いくらマスターやひよりが優れていても、正面から挑むのはあまりに無謀だった。
【ひより】「悔しいけど、いくら腕があっても人数と国家権力に直接挑むのは無謀すぎるわね…」
ひよりがそう漏らすと、マスターは静かに答えた。
【マスター】「いや、奴らが真実を知る俺たちを消しにかかるのは目に見えてる。そう考えるとここで迎え撃つのが得策だろう」
彼らがそう話し合っているのを聞いていたかのように、店のドアが開き、さおりが戻ってきた。

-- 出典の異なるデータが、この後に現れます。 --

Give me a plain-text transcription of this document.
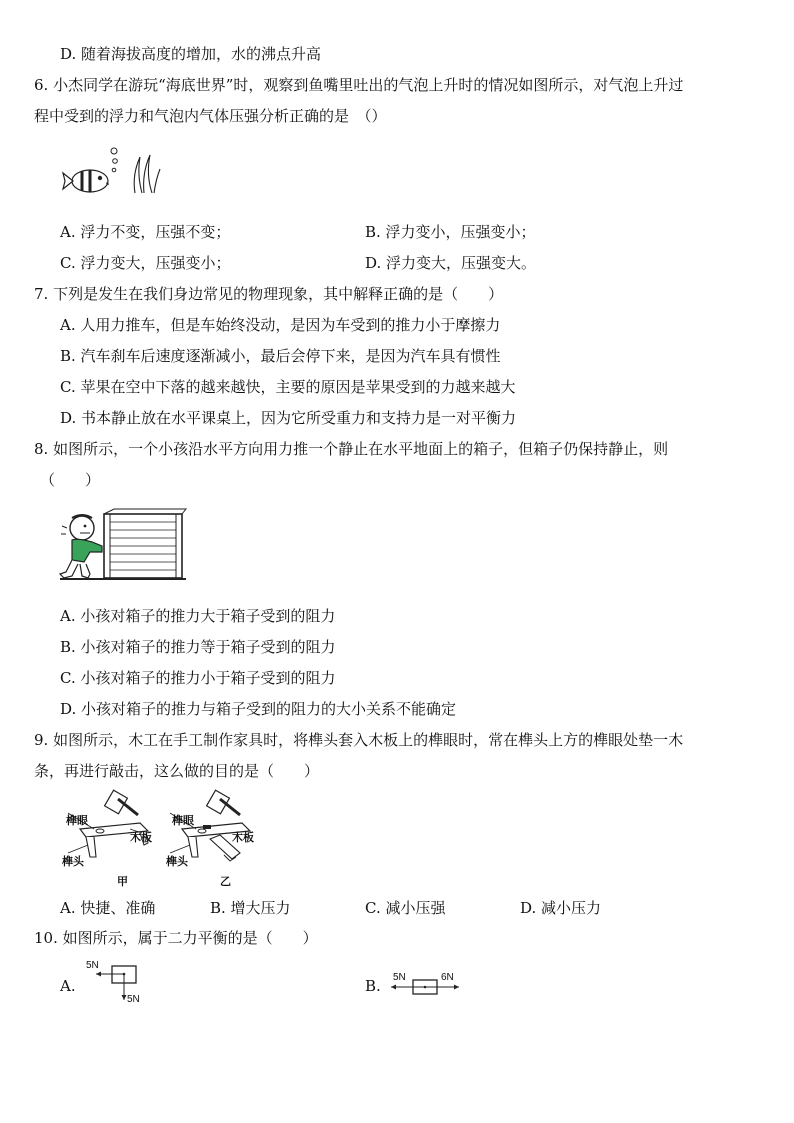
D. 随着海拔高度的增加，水的沸点升高
6. 小杰同学在游玩“海底世界”时，观察到鱼嘴里吐出的气泡上升时的情况如图所示，对气泡上升过
程中受到的浮力和气泡内气体压强分析正确的是　（）
A. 浮力不变，压强不变；	B. 浮力变小，压强变小；
C. 浮力变大，压强变小；	D. 浮力变大，压强变大。
7. 下列是发生在我们身边常见的物理现象，其中解释正确的是（　　）
A. 人用力推车，但是车始终没动，是因为车受到的推力小于摩擦力
B. 汽车刹车后速度逐渐减小，最后会停下来，是因为汽车具有惯性
C. 苹果在空中下落的越来越快，主要的原因是苹果受到的力越来越大
D. 书本静止放在水平课桌上，因为它所受重力和支持力是一对平衡力
8. 如图所示，一个小孩沿水平方向用力推一个静止在水平地面上的箱子，但箱子仍保持静止，则
（　　）
A. 小孩对箱子的推力大于箱子受到的阻力
B. 小孩对箱子的推力等于箱子受到的阻力
C. 小孩对箱子的推力小于箱子受到的阻力
D. 小孩对箱子的推力与箱子受到的阻力的大小关系不能确定
9. 如图所示，木工在手工制作家具时，将榫头套入木板上的榫眼时，常在榫头上方的榫眼处垫一木
条，再进行敲击，这么做的目的是（　　）
榫眼
木板
榫头
甲
榫眼
木板
榫头
乙
A. 快捷、准确	B. 增大压力	C. 减小压强	D. 减小压力
10. 如图所示，属于二力平衡的是（　　）
A.
5N
5N
B. 5N	6N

しかし、彼女の顔には以前の優しさや温かさはなく、冷たい笑みを浮かべていた。
【さおり】「さすがマスターね。そこまで分かってるなら、もう遠慮は要らないわね!」
さおりの言葉に、マスターは悲痛な面持ちで問いかける。
【マスター】「そこまでして君は何がしたかったんだ…。俺はともかく、ひよりまで利用したのは何故だ?」
クローンさおりは、その質問に悪びれることなく、すべてを語り始めた。
【さおり】「Zooプロジェクトを推進するには、まず佐伯悠一の持つナノマシン技術が必要だった。それを奪うためにあなたたちを利用したの。そしてあなたたちは予想通り、佐伯たちからその技術を手に入れてくれた。そして私はこの世に甦ったのよ。いえ、生まれ変わったというのが正しいわね」
彼女は、自分自身の起源を淡々と語る。
【さおり】「最初は見かけだけの模倣だったから、なかなかあなたたちの前に姿を現すことができなかったけど、徐々にナノマシンのクローン転用も成功し、私は完璧な『さおり』になったの」
【さおり】「さらに、ひよりやかぐやを実験台にして、技術も確立した今、もうあなたたちは完全に用無しなのよ」
そのあまりに非道な言葉に、全員が言葉を失った。
愛は恐怖で身を震わせ、セシリアは怒りに顔を歪める。
そしてクローンさおりは、まずマスターを殺そうとする。
ひよりもマスターも、その戦闘能力で攻撃はかわすことができた。
しかし、愛するさおりの姿をした相手を倒すことはできずにいた。
【さおり】「それがあなたたちの弱点なのよ。この姿の最大の強さはそこよ」
クローンさおりは、マスターを押さえ込む。
マスターはさおりの顔を愛おしむように、そして嘆くように見つめるだけだった。
クローンさおりはピックのようなものでマスターの額を突こうとしていた。
しかし、間一髪でひよりがさおりを振り払う。
【さおり】「何よ、ひより!あなたはこの男を仇と信じてたのよね。良く飼い慣らされたものね」
クローンさおりは、ひよりを挑発する。
【ひより】「お母さん…いや、あなたには記憶はあっても『心の目』がないわ!マスターはあなたすら救おうとする、そんな人なのよ」
ひよりの言葉に、クローンさおりは一瞬、動きを止めた。
その隙を見て背後からセシリアが、彼女に何かを注射する。
【セシリア】「さあ、これで記憶は全て回収されるわ。あなたが抜け殻になる番よ」
セシリアがそう告げると、クローンさおりは意識を失い、そしてまるで産まれたばかりの子供のようにあどけない微笑みを浮かべて眠り続けた。
しかし、ひよりたちは知っていた。
これは終わりではなく、新しい物語の始まりに過ぎないことを。